Black Hat Bash - Bash Scripting for Hackers and Pentesters (Early Access) (Dolev Farhi, Nick Aleks)

--snip--

@app.route('/uploads/<path:file_name>', methods=['GET'])

--snip--

Listing 5-2

Flask web server source code

The interesting parts here are the endpoints that are exposed

using @app.route(). You can see that the application exposes

endpoints such as /, /files, /upload, and /uploads.

Remember that when we scanned our target IP address range

using dirsearch and Nikto, we saw two endpoint named /upload and

/uploads on 172.16.10.10:8081. Because this Python file also has

these endpoints, it's very likely that the source code belongs to the

application that is running on the server!

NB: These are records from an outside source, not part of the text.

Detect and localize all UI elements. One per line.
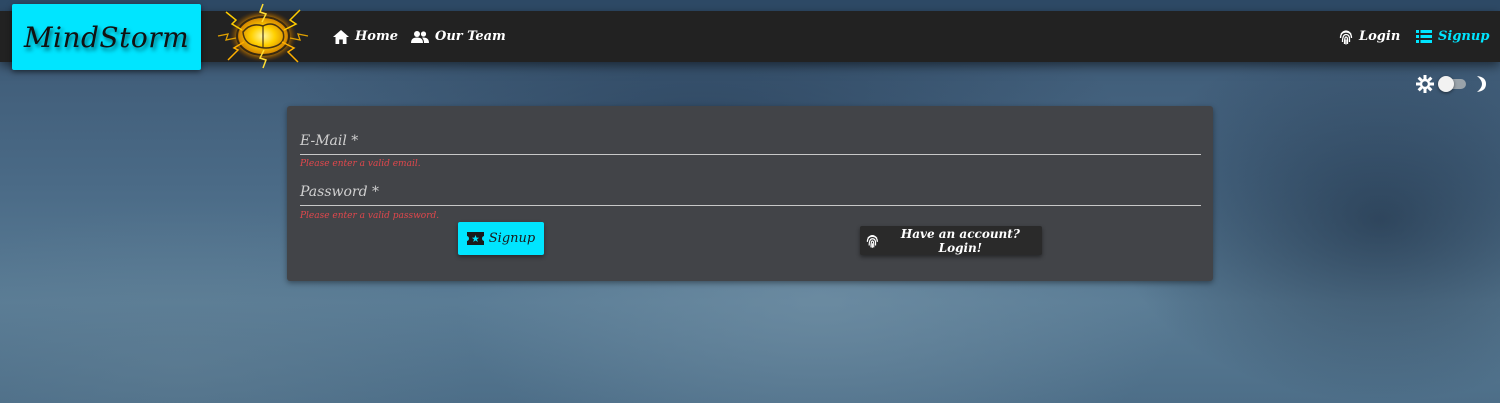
nav-our-team-link[interactable]: Our Team [411,11,506,62]
have-account-login-button[interactable]: Have an account? Login! [860,226,1042,255]
email-field-label[interactable]: E-Mail * [300,133,358,149]
brand-logo-box[interactable]: MindStorm [12,4,201,70]
fingerprint-icon [866,234,878,248]
nav-login-label: Login [1359,29,1401,44]
ticket-icon [466,232,484,245]
signup-button-label: Signup [488,231,536,246]
list-icon [1416,30,1432,43]
theme-switch-knob [1438,76,1454,92]
signup-button[interactable]: Signup [458,222,544,255]
home-icon [333,29,349,44]
email-error-message: Please enter a valid email. [300,159,421,169]
signup-form-card: E-Mail * Please enter a valid email. Pas… [287,106,1213,281]
group-icon [411,30,429,43]
theme-switch[interactable] [1438,76,1466,92]
nav-signup-label: Signup [1438,29,1490,44]
fingerprint-icon [1339,29,1353,44]
password-error-message: Please enter a valid password. [300,211,440,221]
brand-name: MindStorm [23,20,190,54]
nav-home-link[interactable]: Home [333,11,398,62]
email-field[interactable] [300,154,1201,155]
nav-signup-link[interactable]: Signup [1416,11,1489,62]
nav-home-label: Home [355,29,398,44]
password-field[interactable] [300,205,1201,206]
have-account-login-label: Have an account? Login! [900,226,1020,255]
nav-our-team-label: Our Team [435,29,506,44]
sun-icon [1416,75,1434,93]
theme-toggle[interactable] [1416,73,1494,95]
moon-icon [1477,76,1486,92]
password-field-label[interactable]: Password * [300,184,379,200]
nav-login-link[interactable]: Login [1339,11,1400,62]
brain-storm-logo [216,2,310,70]
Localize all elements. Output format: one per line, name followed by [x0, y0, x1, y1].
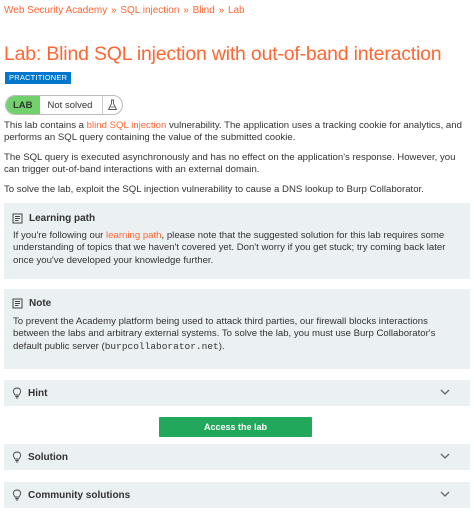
- breadcrumb-sql-injection[interactable]: SQL injection: [120, 5, 179, 16]
- access-lab-button[interactable]: Access the lab: [159, 417, 312, 437]
- solution-accordion[interactable]: Solution: [4, 444, 470, 470]
- solution-label: Solution: [28, 451, 68, 463]
- note-icon: [12, 298, 23, 309]
- chevron-down-icon: [440, 490, 450, 501]
- learning-path-text: If you're following our: [13, 230, 107, 241]
- flask-icon: [102, 96, 122, 114]
- breadcrumb-academy[interactable]: Web Security Academy: [4, 5, 107, 16]
- learning-path-panel: Learning path If you're following our le…: [4, 203, 470, 279]
- breadcrumb-separator: »: [218, 5, 225, 16]
- chevron-down-icon: [440, 452, 450, 463]
- note-title: Note: [29, 298, 52, 309]
- status-text: Not solved: [47, 99, 93, 111]
- hint-label: Hint: [28, 387, 48, 399]
- book-icon: [12, 213, 23, 224]
- description-paragraph-1: This lab contains a blind SQL injection …: [4, 120, 470, 145]
- community-solutions-accordion[interactable]: Community solutions: [4, 482, 470, 508]
- note-body: To prevent the Academy platform being us…: [13, 316, 462, 353]
- learning-path-title: Learning path: [29, 213, 96, 224]
- description-paragraph-3: To solve the lab, exploit the SQL inject…: [4, 184, 424, 195]
- description-paragraph-2: The SQL query is executed asynchronously…: [4, 152, 456, 176]
- lab-label: LAB: [6, 96, 40, 114]
- description-text: This lab contains a: [4, 120, 87, 131]
- collaborator-domain: burpcollaborator.net: [104, 340, 219, 352]
- learning-path-body: If you're following our learning path, p…: [13, 230, 462, 267]
- bulb-icon: [11, 451, 22, 463]
- hint-accordion[interactable]: Hint: [4, 380, 470, 406]
- breadcrumb-separator: »: [110, 5, 117, 16]
- community-solutions-label: Community solutions: [28, 489, 131, 501]
- breadcrumb-separator: »: [183, 5, 189, 16]
- learning-path-heading: Learning path: [12, 213, 95, 224]
- note-text: ).: [218, 340, 225, 352]
- note-heading: Note: [12, 298, 51, 309]
- blind-sql-injection-link[interactable]: blind SQL injection: [87, 120, 167, 131]
- bulb-icon: [11, 489, 22, 501]
- bulb-icon: [11, 387, 22, 399]
- note-panel: Note To prevent the Academy platform bei…: [4, 289, 470, 369]
- breadcrumb-lab[interactable]: Lab: [228, 5, 245, 16]
- chevron-down-icon: [440, 388, 450, 399]
- level-badge: PRACTITIONER: [5, 72, 72, 84]
- learning-path-link[interactable]: learning path: [106, 230, 161, 241]
- page-title: Lab: Blind SQL injection with out-of-ban…: [4, 43, 442, 65]
- breadcrumb: Web Security Academy » SQL injection » B…: [4, 5, 245, 16]
- breadcrumb-blind[interactable]: Blind: [193, 5, 215, 16]
- lab-status-widget: LAB Not solved: [5, 95, 123, 115]
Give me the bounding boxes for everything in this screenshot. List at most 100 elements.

You may be asking yourself why we didn’t find the /files

endpoint in our scans. Well, web scanners often rely on response

status codes returned by web servers to determine if certain

endpoints exist or not. If you run the following cURL command

using the -I (HEAD request) option, you’ll see that the /files

endpoint returns an HTTP error of 404 Not Found:

$ curl -I http://172.16.10.10:8081/files

HTTP/1.1 404 NOT FOUND

--snip--

Web scanners will interpret these 404 errors as indicating that an

endpoint doesn’t exist. The reason we get 404 errors here is that on

its own, /files doesn’t serve any requests when called directly.

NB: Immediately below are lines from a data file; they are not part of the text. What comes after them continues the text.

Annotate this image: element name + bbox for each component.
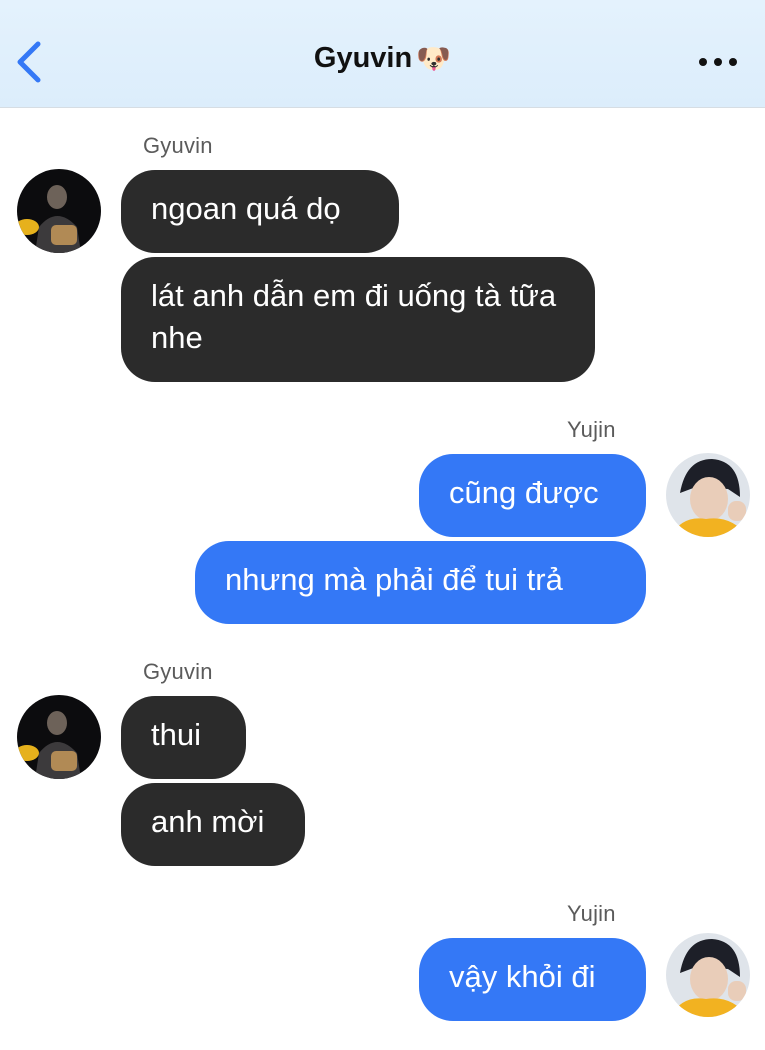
- message-bubble[interactable]: thui: [121, 696, 246, 779]
- avatar-yujin[interactable]: [666, 933, 750, 1017]
- avatar-photo-icon: [17, 695, 101, 779]
- message-bubble[interactable]: cũng được: [419, 454, 646, 537]
- message-bubble[interactable]: ngoan quá dọ: [121, 170, 399, 253]
- message-bubble[interactable]: vậy khỏi đi: [419, 938, 646, 1021]
- more-options-button[interactable]: [699, 58, 739, 68]
- message-bubble[interactable]: nhưng mà phải để tui trả: [195, 541, 646, 624]
- sender-name: Gyuvin: [143, 133, 213, 158]
- sender-name: Yujin: [567, 417, 616, 442]
- avatar-photo-icon: [666, 453, 750, 537]
- avatar-yujin[interactable]: [666, 453, 750, 537]
- sender-name: Yujin: [567, 901, 616, 926]
- avatar-photo-icon: [666, 933, 750, 1017]
- message-bubble[interactable]: anh mời: [121, 783, 305, 866]
- chat-title[interactable]: Gyuvin 🐶: [0, 42, 765, 75]
- puppy-emoji-icon: 🐶: [416, 42, 452, 75]
- avatar-photo-icon: [17, 169, 101, 253]
- avatar-gyuvin[interactable]: [17, 695, 101, 779]
- chat-title-text: Gyuvin: [313, 42, 413, 74]
- message-bubble[interactable]: lát anh dẫn em đi uống tà tữa nhe: [121, 257, 595, 382]
- sender-name: Gyuvin: [143, 659, 213, 684]
- avatar-gyuvin[interactable]: [17, 169, 101, 253]
- chat-header: Gyuvin 🐶: [0, 0, 765, 108]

Instead, it will serve requests for any web paths appended to /files,

such as /files/abc.jpg or /files/salary.docx.

Using Nuclei

Nuclei is one of the most impressive open source vulnerability

scanners released in recent years. Its advantage over other tools

stems from its community-powered templating system, which

reduces false positives by matching known patterns against

responses it receives from network services and files. You can also

easily extend it to do custom security checks.